Our missionary teams have great potential to build both the resiliency of individual missionaries and the ongoing resiliency of a work in a particular place. This demands something of each member of the team to walk humbly with the others on their team in the slow work of growth and maturity. I would like to highlight two ways teams can particularly contribute to resiliency.

Foundations offers an excellent definition of a missionary team: “an identifiable group of disciples who meet together regularly, care for each other selflessly, and partner with one another intentionally to make disciples and multiply churches.”2 This is my primary focus when I discuss the role of the missionary team. Missionaries might also have co-workers in their orbit who are not specifically on their team. For that reason, I encourage the reader to also think about ways they can care well for nearby missionaries who might not be on their immediate team.

Suffering together: Teammates who bear the load as fellow sufferers

I grew up in rural, central Florida, where half of our 20 acres were filled with a grove of navel orange trees that produced the most delectable fruit imaginable. Like any fruit tree, those trees required regular care: watering, fertilizing, and protection from pests. This regular maintenance took work, but it was expected and normal. The trees grew hardy over the years, until one year when we had an unusual cold spell.

I remember my parents hauling out our few heaters and covering what trees they could with sheets to protect from several nights of sub-zero temperatures.3 It was hard, sleep-depriving work. And when it was over, they were able to save only about 6 or 7 of the mature trees.

The weather was too harsh, and the remaining trees without cover died. We replanted the grove, but as it often takes 6-8 years for new trees to bear fruit, I do not remember ever getting oranges off what was replanted. The damage was long-lasting and devastating.

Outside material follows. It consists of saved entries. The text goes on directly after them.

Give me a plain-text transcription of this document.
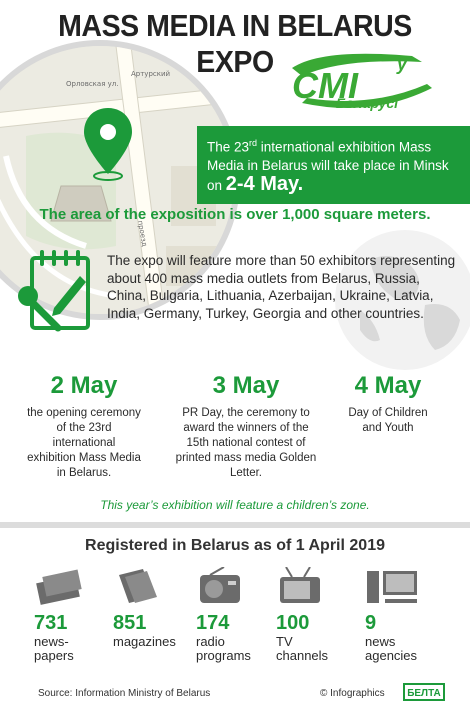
MASS MEDIA IN BELARUS EXPO
Орловская ул.
Артурский
проезд
СМІ
ў
Беларусі
The 23rd international exhibition Mass Media in Belarus will take place in Minsk on 2-4 May.
The area of the exposition is over 1,000 square meters.
The expo will feature more than 50 exhibitors representing about 400 mass media outlets from Belarus, Russia, China, Bulgaria, Lithuania, Azerbaijan, Ukraine, Latvia, India, Germany, Turkey, Georgia and other countries.
2 May
the opening ceremony of the 23rd international exhibition Mass Media in Belarus.
3 May
PR Day, the ceremony to award the winners of the 15th national contest of printed mass media Golden Letter.
4 May
Day of Children and Youth
This year’s exhibition will feature a children’s zone.
Registered in Belarus as of 1 April 2019
731
news-papers
851
magazines
174
radio programs
100
TV channels
9
news agencies
Source: Information Ministry of Belarus	© Infographics	БЕЛТА
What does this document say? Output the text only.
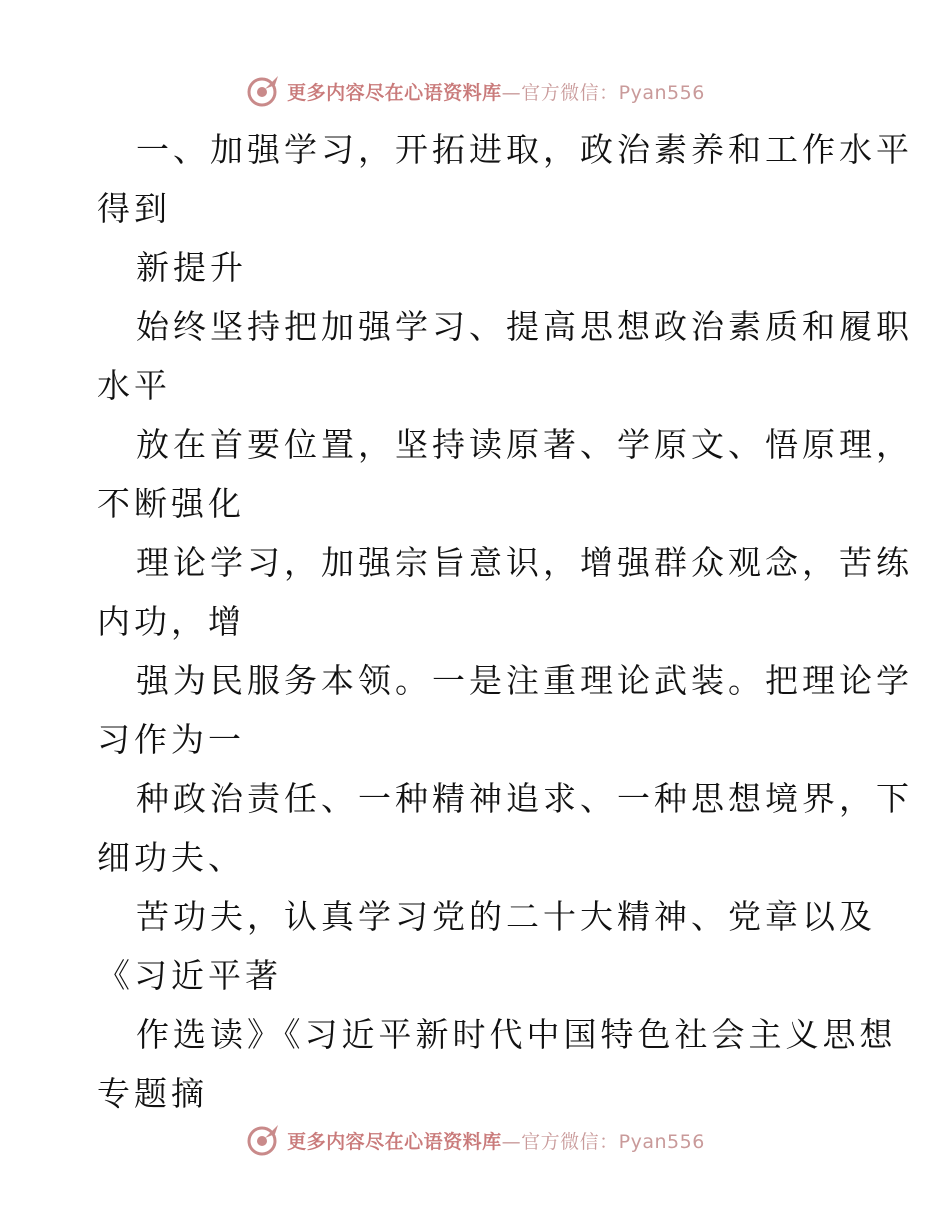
更多内容尽在心语资料库—官方微信：Pyan556
一、加强学习，开拓进取，政治素养和工作水平
得到
新提升
始终坚持把加强学习、提高思想政治素质和履职
水平
放在首要位置，坚持读原著、学原文、悟原理，
不断强化
理论学习，加强宗旨意识，增强群众观念，苦练
内功，增
强为民服务本领。一是注重理论武装。把理论学
习作为一
种政治责任、一种精神追求、一种思想境界，下
细功夫、
苦功夫，认真学习党的二十大精神、党章以及
《习近平著
作选读》《习近平新时代中国特色社会主义思想
专题摘
更多内容尽在心语资料库—官方微信：Pyan556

Our orange trees had weathered all sorts of conditions: hot and cold, more than one hurricane, threats from pests and drought; but, that week the climate became so harsh that the only way they could survive was through others covering them with sheets. And when the cold passed and the sheets came off, those few protected trees continued to bear fruit.

So, it is with the cross-cultural missionary. The cross-cultural missionary journey is often one of deep suffering. Biblically, we know that suffering produces endurance and perseverance (e.g. Rom 5:3; James 1:3), but we are never meant to suffer alone. Yet, there are often sufferings so deep that we will be devastated without the covering of our brothers and sisters to help us bear up under them.. A robust theology of suffering in missions helps broaden our understanding of suffering. We bear with one another in it, and we persist in bearing with one another when the suffering is longer or deeper than we could imagine (1 Cor 12:26).

In Paul’s letter to the Philippian church, the main reason that he cites for God extending his life on earth is to walk with them for their progress in faith (Phil 1:24-25). He encourages them in their sufferings, since they are now “engaged in the struggle that you saw I had and now hear that I still have” (Phil 1:30). He acknowledged a God-ordained role not only to further the gospel, but also to help his fellow sufferers in their kingdom-building work.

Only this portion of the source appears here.